Der dritte Hauptteil behandelt den Komplex der levantinischen Identität, genauer: die individuellen und kollektiven Strategien, mit denen Levantiner im 19. Jahrhundert versuchten, ihre Identität zu bewahren. Nach einer Übersicht zu identitätskonstituierenden Institutionen und Praktiken – darunter ein faszinierender Exkurs zur Verwendung verschiedener Sprachen und besonders des Frankochiotika („Volksgriechisch“ in Lateinschrift und fast eine eigene „levantinische Sprache“, S. 321-323) – zeichnet Schmitt die Konjunkturen levantinischer Identität nach. Auf Grundlage seines Quellenmaterials grenzt er zwei Phasen voneinander ab: erstens die „schönen Zeiten der Kapitulationen“ in der ersten Jahrhunderthälfte, in denen die levantinische Gemeinschaft unter dem Schutz ihres durch europäisch-osmanische Verträge abgesicherten Sonderstatus prosperierte, und zweitens eine Periode der zunehmenden Einengung ihres Spielraums zwischen den 1860er-Jahren und dem Ersten Weltkrieg, hervorgerufen sowohl durch eine Einengung ihres Protegéstatus als auch durch wachsende anti-katholische Ressentiments in Europa und den zunehmenden Druck der europäischen Konsulate, sich auf eine nationale Identitäten festzulegen. Schmitt beschreibt, wie die Levantiner diesen Herausforderungen mit einem virtuosen „Spiel der Identitäten“ begegneten, indem sie sie zwischen einer „äußeren“ und schnell wandelbaren Identität als Bürger verschiedener europäischer Staaten und einer „inneren“, wesentlich stabileren, durch die Zugehörigkeit zur katholischen Kirche und durch übernationale Verwandtschaftsbeziehungen begründeten Identität unterschieden (S. 397-399).

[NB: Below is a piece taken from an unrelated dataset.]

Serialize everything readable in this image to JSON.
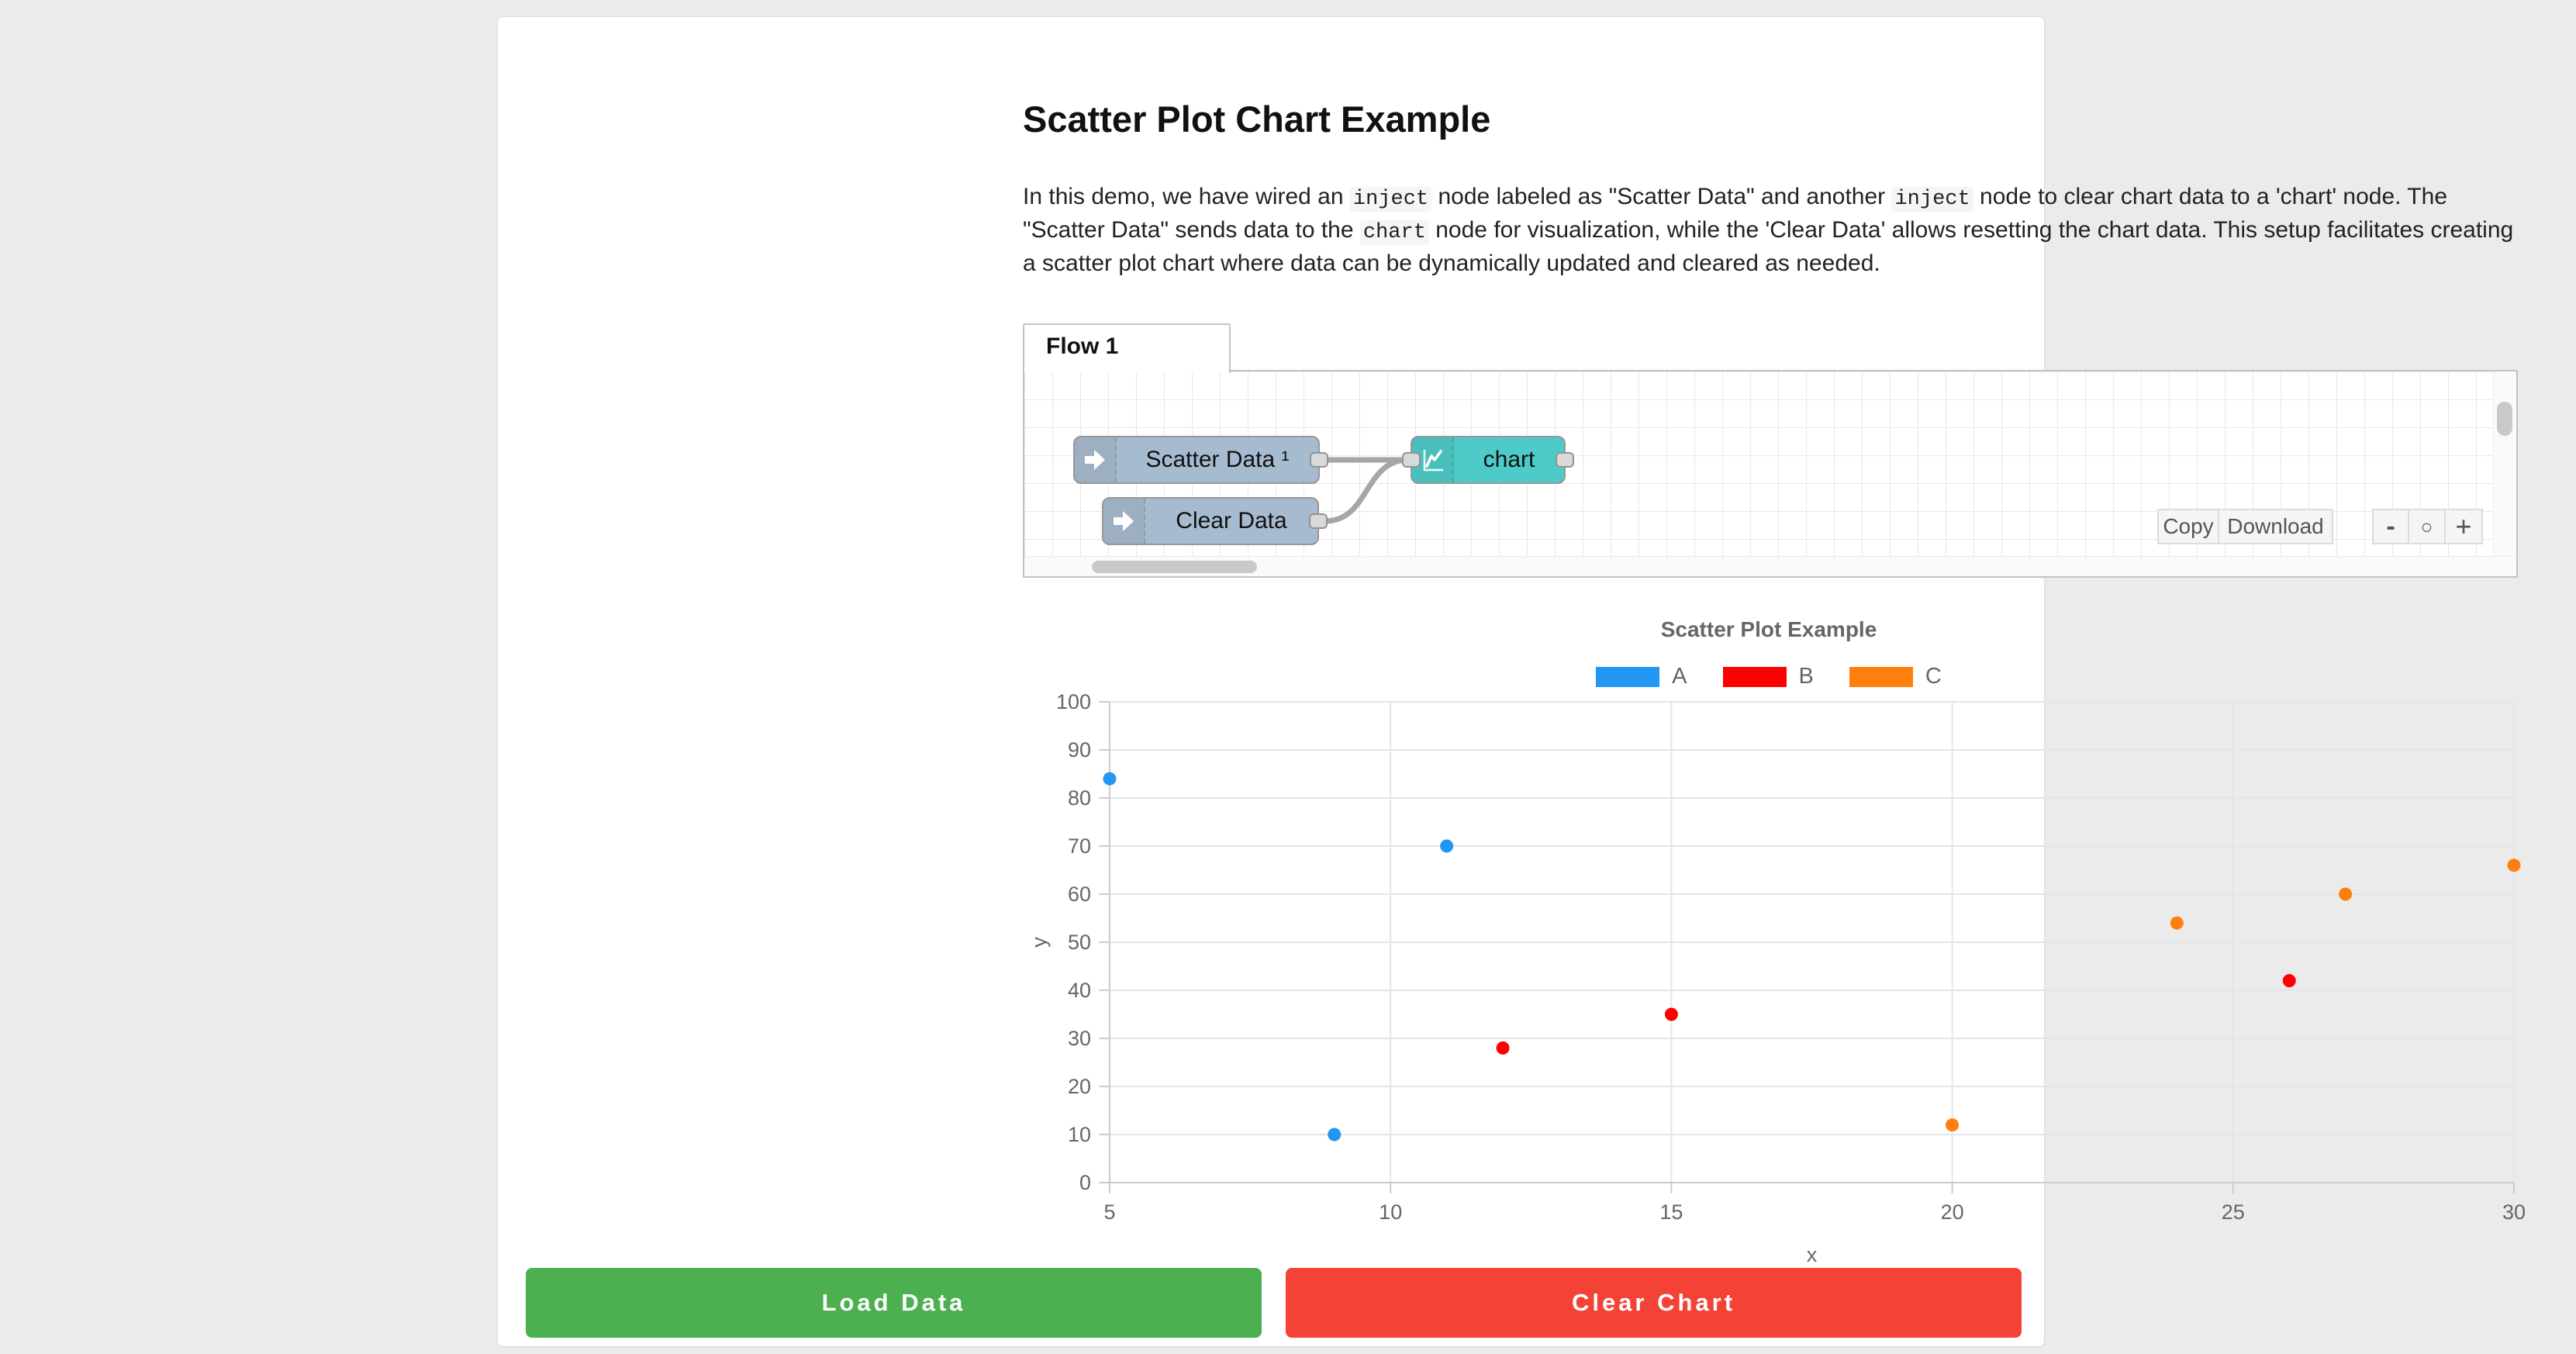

Der vierte Hauptteil, in dem Schmitt die Stellung der Levantiner in der osmanischen Gesellschaft analysiert, ist dem Thema der interkulturellen Kommunikation gewidmet. Hier gelingt es ihm ein äußerst lebendiges Bild sozialer Interaktion zu zeichnen. Fraglich ist lediglich, ob für solch eine Betrachtung anstelle des an das problematische Konzept von Kulturkreisen gebundenen Terminus „interkulturelle Kommunikation“ nicht der wesentlich voraussetzungslosere und von Schmitt selbst gelegentlich verwendete Begriff der Soziabilität angemessener gewesen wäre.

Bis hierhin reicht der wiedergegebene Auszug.